O prazo fatal para que o governo brasileiro formalizasse o envio da documentação exigida pelas autoridades espanholas expirou no dia 5 de janeiro.

Com o esgotamento do período legal sem a devida manifestação de Brasília, os acusados ganharam a liberdade logo em seguida, em 16 de janeiro.

O caso centraliza-se no megagolpe deflagrado em 30 de junho de 2025, que mirou a estrutura de tecnologia da C&M Software, empresa prestadora de serviços que faz a ponte de comunicação e liquidação de pagamentos entre bancos, fintechs e o Sistema de Pagamentos Brasileiro (SPB) do Banco Central.

Através dessa brecha, os criminosos invadiram contas e desviaram cerca de R$800 milhões de contas mantidas na autarquia.

Entre os beneficiados pelo erro do Executivo brasileiro está Ítalo Jordi Santos Pireneus, conhecido pelo codinome “Breu do Pix” e apontado pelos investigadores como o principal líder do esquema.

Também ganharam liberdade provisória na Espanha outros alvos de alta relevância na hierarquia da organização criminosa, como Henrique Magnavita Lins (o “Russo”), Mateus Medeiros Silva e Wesley do Nascimento Lopes (o “Spider”).

O histórico de fuga dos suspeitos evidencia a complexidade da estrutura que agora se encontra fora das grades.

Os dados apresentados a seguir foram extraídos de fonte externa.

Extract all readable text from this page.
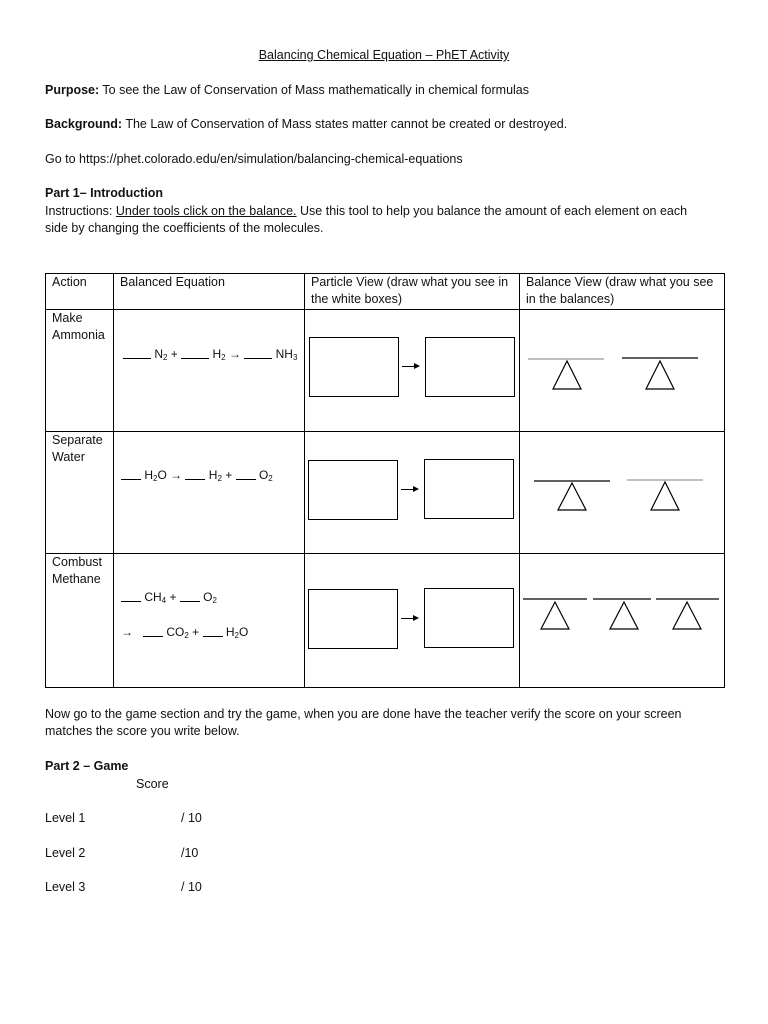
Balancing Chemical Equation – PhET Activity
Purpose: To see the Law of Conservation of Mass mathematically in chemical formulas
Background: The Law of Conservation of Mass states matter cannot be created or destroyed.
Go to https://phet.colorado.edu/en/simulation/balancing-chemical-equations
Part 1– Introduction
Instructions: Under tools click on the balance. Use this tool to help you balance the amount of each element on each
side by changing the coefficients of the molecules.
Action	Balanced Equation	Particle View (draw what you see in the white boxes)	Balance View (draw what you see in the balances)

Make Ammonia	$N_2 + H_2 \to NH_3$

Separate Water	$H_2O \to H_2 + O_2$

Combust Methane	$CH_4 + O_2$
→ $CO_2 + H_2O$

Now go to the game section and try the game, when you are done have the teacher verify the score on your screen
matches the score you write below.
Part 2 – Game
Score
Level 1	/ 10
Level 2	/10
Level 3	/ 10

Apenas cinco dias após coordenar o ataque milionário de dentro de um quarto de hotel na capital federal, “Breu” utilizou um jato fretado para deixar o país a partir de Goiânia, passando por Curitiba até alcançar a Argentina.

Em solo vizinho, obteve um novo passaporte e seguiu para a França e, posteriormente, para a cidade de Valência, na Espanha.

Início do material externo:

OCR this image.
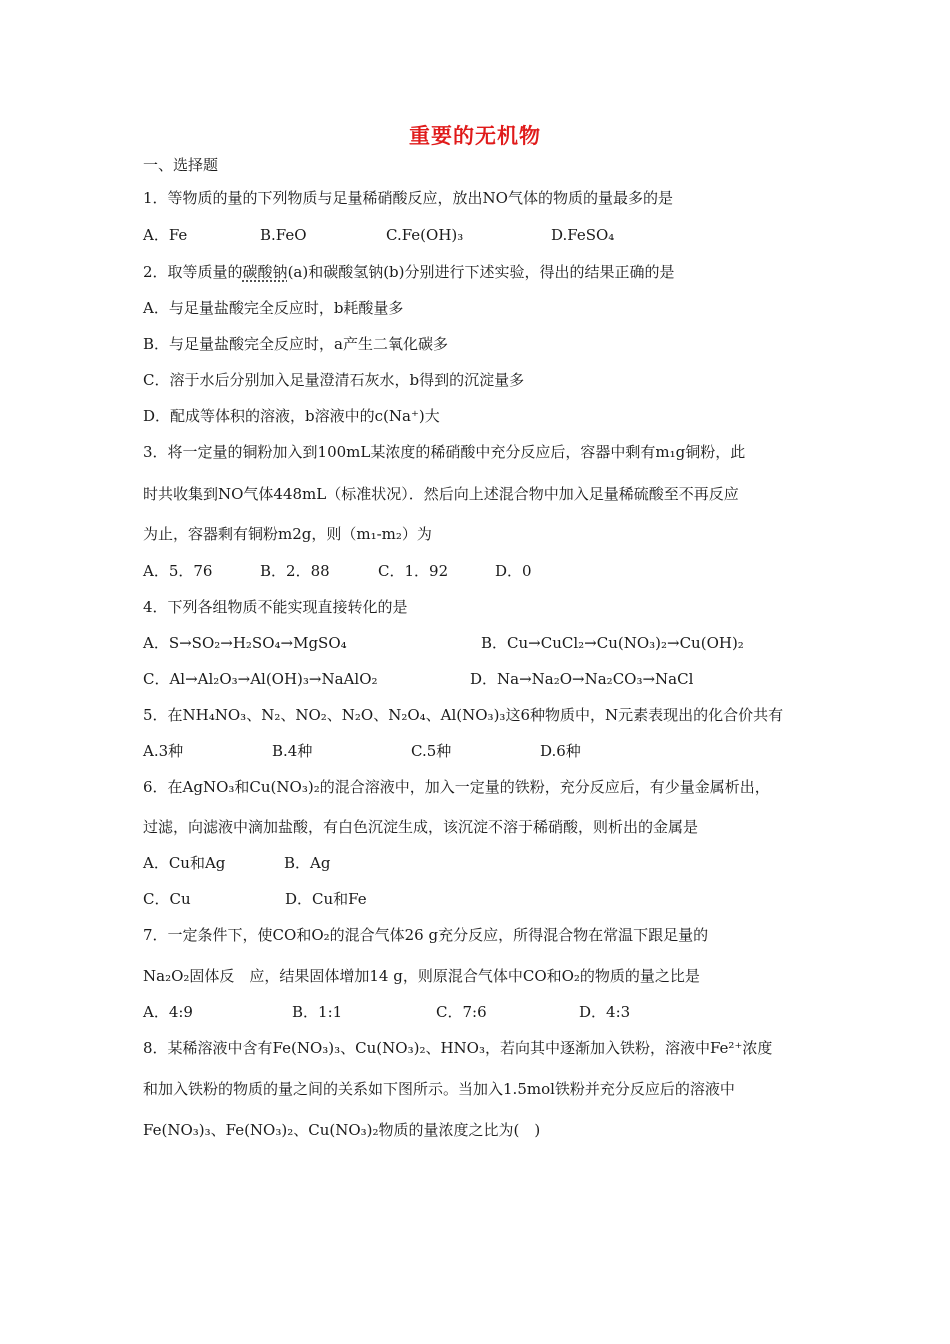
重要的无机物
一、选择题
1．等物质的量的下列物质与足量稀硝酸反应，放出NO气体的物质的量最多的是
A．Fe	B.FeO	C.Fe(OH)₃	D.FeSO₄
2．取等质量的碳酸钠(a)和碳酸氢钠(b)分别进行下述实验，得出的结果正确的是
A．与足量盐酸完全反应时，b耗酸量多
B．与足量盐酸完全反应时，a产生二氧化碳多
C．溶于水后分别加入足量澄清石灰水，b得到的沉淀量多
D．配成等体积的溶液，b溶液中的c(Na⁺)大
3．将一定量的铜粉加入到100mL某浓度的稀硝酸中充分反应后，容器中剩有m₁g铜粉，此
时共收集到NO气体448mL（标准状况）．然后向上述混合物中加入足量稀硫酸至不再反应
为止，容器剩有铜粉m2g，则（m₁-m₂）为
A．5．76	B．2．88	C．1．92	D．0
4．下列各组物质不能实现直接转化的是
A．S→SO₂→H₂SO₄→MgSO₄	B．Cu→CuCl₂→Cu(NO₃)₂→Cu(OH)₂
C．Al→Al₂O₃→Al(OH)₃→NaAlO₂	D．Na→Na₂O→Na₂CO₃→NaCl
5．在NH₄NO₃、N₂、NO₂、N₂O、N₂O₄、Al(NO₃)₃这6种物质中，N元素表现出的化合价共有
A.3种	B.4种	C.5种	D.6种
6．在AgNO₃和Cu(NO₃)₂的混合溶液中，加入一定量的铁粉，充分反应后，有少量金属析出，
过滤，向滤液中滴加盐酸，有白色沉淀生成，该沉淀不溶于稀硝酸，则析出的金属是
A．Cu和Ag	B．Ag
C．Cu	D．Cu和Fe
7．一定条件下，使CO和O₂的混合气体26 g充分反应，所得混合物在常温下跟足量的
Na₂O₂固体反　应，结果固体增加14 g，则原混合气体中CO和O₂的物质的量之比是
A．4:9	B．1:1	C．7:6	D．4:3
8．某稀溶液中含有Fe(NO₃)₃、Cu(NO₃)₂、HNO₃，若向其中逐渐加入铁粉，溶液中Fe²⁺浓度
和加入铁粉的物质的量之间的关系如下图所示。当加入1.5mol铁粉并充分反应后的溶液中
Fe(NO₃)₃、Fe(NO₃)₂、Cu(NO₃)₂物质的量浓度之比为(　)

Os demais comparsas, Russo e Spider, evadiram-se do território nacional em julho de 2025 por meio de voos comerciais rumo à Alemanha, deslocando-se depois para a península ibérica.

A engrenagem do crime envolveu ainda a corrupção interna e o uso de tecnologia financeira para ocultação de patrimônio.

A investigação policial confirmou que um operador de tecnologia da própria C&M Software vendeu credenciais confidenciais de acesso ao grupo pelo valor de R$15 mil.

Com o acesso livre, o grupo pulverizou os R$800 milhões em dezenas de contas bancárias e converteu aproximadamente R$600 milhões em criptoativos para dificultar o rastreamento, deixando uma expressiva quantia dos valores desviados ainda sem recuperação.